Upacara dipimpin langsung oleh Kapolres Boyolali, Indra Maulana Saputra, dan dihadiri jajaran pejabat utama, para Kapolsek, anggota Polres Boyolali, serta Bhayangkari Cabang Boyolali.
Prosesi sertijab diawali dengan persiapan pasukan, penghormatan kepada inspektur upacara, pembacaan keputusan Kapolda Jawa Tengah, hingga pengambilan sumpah jabatan dan penandatanganan berita acara. Rangkaian kegiatan ditutup dengan amanat Kapolres serta pemberian ucapan selamat kepada pejabat lama dan baru.

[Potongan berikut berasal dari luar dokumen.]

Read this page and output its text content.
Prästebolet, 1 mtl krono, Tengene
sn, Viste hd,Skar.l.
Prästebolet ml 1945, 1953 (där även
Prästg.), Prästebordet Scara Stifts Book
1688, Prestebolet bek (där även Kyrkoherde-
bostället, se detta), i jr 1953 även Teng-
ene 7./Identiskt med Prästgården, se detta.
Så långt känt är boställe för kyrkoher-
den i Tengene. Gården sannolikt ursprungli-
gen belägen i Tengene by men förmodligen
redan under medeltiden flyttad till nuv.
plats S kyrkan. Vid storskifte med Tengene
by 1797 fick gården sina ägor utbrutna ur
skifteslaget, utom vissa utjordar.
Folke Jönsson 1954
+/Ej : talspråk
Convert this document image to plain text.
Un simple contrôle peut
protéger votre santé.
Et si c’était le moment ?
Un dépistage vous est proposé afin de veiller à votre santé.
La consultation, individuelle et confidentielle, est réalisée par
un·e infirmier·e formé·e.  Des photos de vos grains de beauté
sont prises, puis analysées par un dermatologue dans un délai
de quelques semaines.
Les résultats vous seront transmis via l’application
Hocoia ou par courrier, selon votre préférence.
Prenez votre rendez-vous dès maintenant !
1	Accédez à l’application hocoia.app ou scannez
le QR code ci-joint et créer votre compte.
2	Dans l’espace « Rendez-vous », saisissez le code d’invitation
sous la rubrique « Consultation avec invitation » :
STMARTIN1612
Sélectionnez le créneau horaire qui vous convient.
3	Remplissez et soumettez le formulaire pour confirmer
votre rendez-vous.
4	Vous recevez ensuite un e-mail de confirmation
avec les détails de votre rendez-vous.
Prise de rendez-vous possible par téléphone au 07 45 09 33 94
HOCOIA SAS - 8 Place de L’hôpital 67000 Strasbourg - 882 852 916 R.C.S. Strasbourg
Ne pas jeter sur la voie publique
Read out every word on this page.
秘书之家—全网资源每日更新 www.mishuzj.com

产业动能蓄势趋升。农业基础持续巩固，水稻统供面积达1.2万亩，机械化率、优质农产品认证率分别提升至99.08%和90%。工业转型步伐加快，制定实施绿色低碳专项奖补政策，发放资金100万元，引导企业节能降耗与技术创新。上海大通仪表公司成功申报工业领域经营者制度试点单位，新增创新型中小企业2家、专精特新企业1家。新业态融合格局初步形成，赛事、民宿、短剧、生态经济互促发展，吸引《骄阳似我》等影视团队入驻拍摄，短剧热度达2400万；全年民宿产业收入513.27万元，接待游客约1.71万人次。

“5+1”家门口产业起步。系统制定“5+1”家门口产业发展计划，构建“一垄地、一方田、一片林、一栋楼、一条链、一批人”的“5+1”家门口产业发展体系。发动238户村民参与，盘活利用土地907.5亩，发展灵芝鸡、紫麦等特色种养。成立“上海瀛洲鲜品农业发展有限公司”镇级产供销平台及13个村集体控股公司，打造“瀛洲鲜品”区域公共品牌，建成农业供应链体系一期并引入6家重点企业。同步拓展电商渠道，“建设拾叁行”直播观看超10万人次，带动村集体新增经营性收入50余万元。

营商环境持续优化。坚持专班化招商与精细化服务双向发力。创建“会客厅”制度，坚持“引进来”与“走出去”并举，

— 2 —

Adapun rotasi jabatan yang dilaksanakan meliputi:
AKP Danang Wibakso: dari Kapolsek Musuk menjadi Kasubbagdalops Bag Ops Polres Boyolali
IPTU Riyan Aditya Nugraha: dari KA SPKT menjadi Kapolsek Musuk
AKP Sutimin: dari Kapolsek Simo menjadi Kasubbagrenprogar Bag Ren
AKP Agung Setiawan: dari Kapolsek Cepogo menjadi Kapolsek Simo
AKP Surjadi: dari Kapolsek Sawit menjadi Kapolsek Cepogo
IPTU Aris Hartanto: dari Wakapolsek Cepogo menjadi Kapolsek Sawit
Dalam amanatnya, Kapolres menegaskan bahwa mutasi jabatan merupakan bagian dari pembinaan karier sekaligus penyegaran organisasi di tubuh Polri.

“Mutasi jabatan adalah proses untuk meningkatkan daya kepemimpinan dan memperlancar kaderisasi di lingkungan Polri,” ujar AKBP Indra Maulana Saputra.
Ia juga menyampaikan apresiasi kepada pejabat lama atas dedikasi selama bertugas serta menekankan kepada pejabat baru agar segera beradaptasi dengan wilayah tugas masing-masing.
Menjelang peringatan Hari Buruh Internasional pada 1 Mei 2026, Kapolres menginstruksikan seluruh Kapolsek untuk meningkatkan kewaspadaan melalui deteksi dini dan penggalangan di wilayah, khususnya di kawasan industri.
“Segera laporkan potensi kerawanan agar dapat diantisipasi sejak awal,” tegasnya.
Selain itu, dinamika sosial seperti kenaikan harga BBM dan gas juga menjadi perhatian karena berpotensi memicu gangguan kamtibmas. Kapolres meminta jajarannya aktif membangun komunikasi dengan tokoh masyarakat guna menjaga situasi tetap kondusif.
Menjelang Hari Bhayangkara pada 1 Juli 2026, seluruh personel diingatkan untuk menjaga disiplin serta menghindari pelanggaran kode etik. Kapolres juga menginstruksikan pelaksanaan rutin program “Indonesia Asri” berupa kerja bakti lingkungan setiap Jumat usai olahraga pagi.
Kegiatan ini menjadi momentum konsolidasi internal Polres Boyolali dalam memperkuat soliditas organisasi menghadapi dinamika kamtibmas ke depan.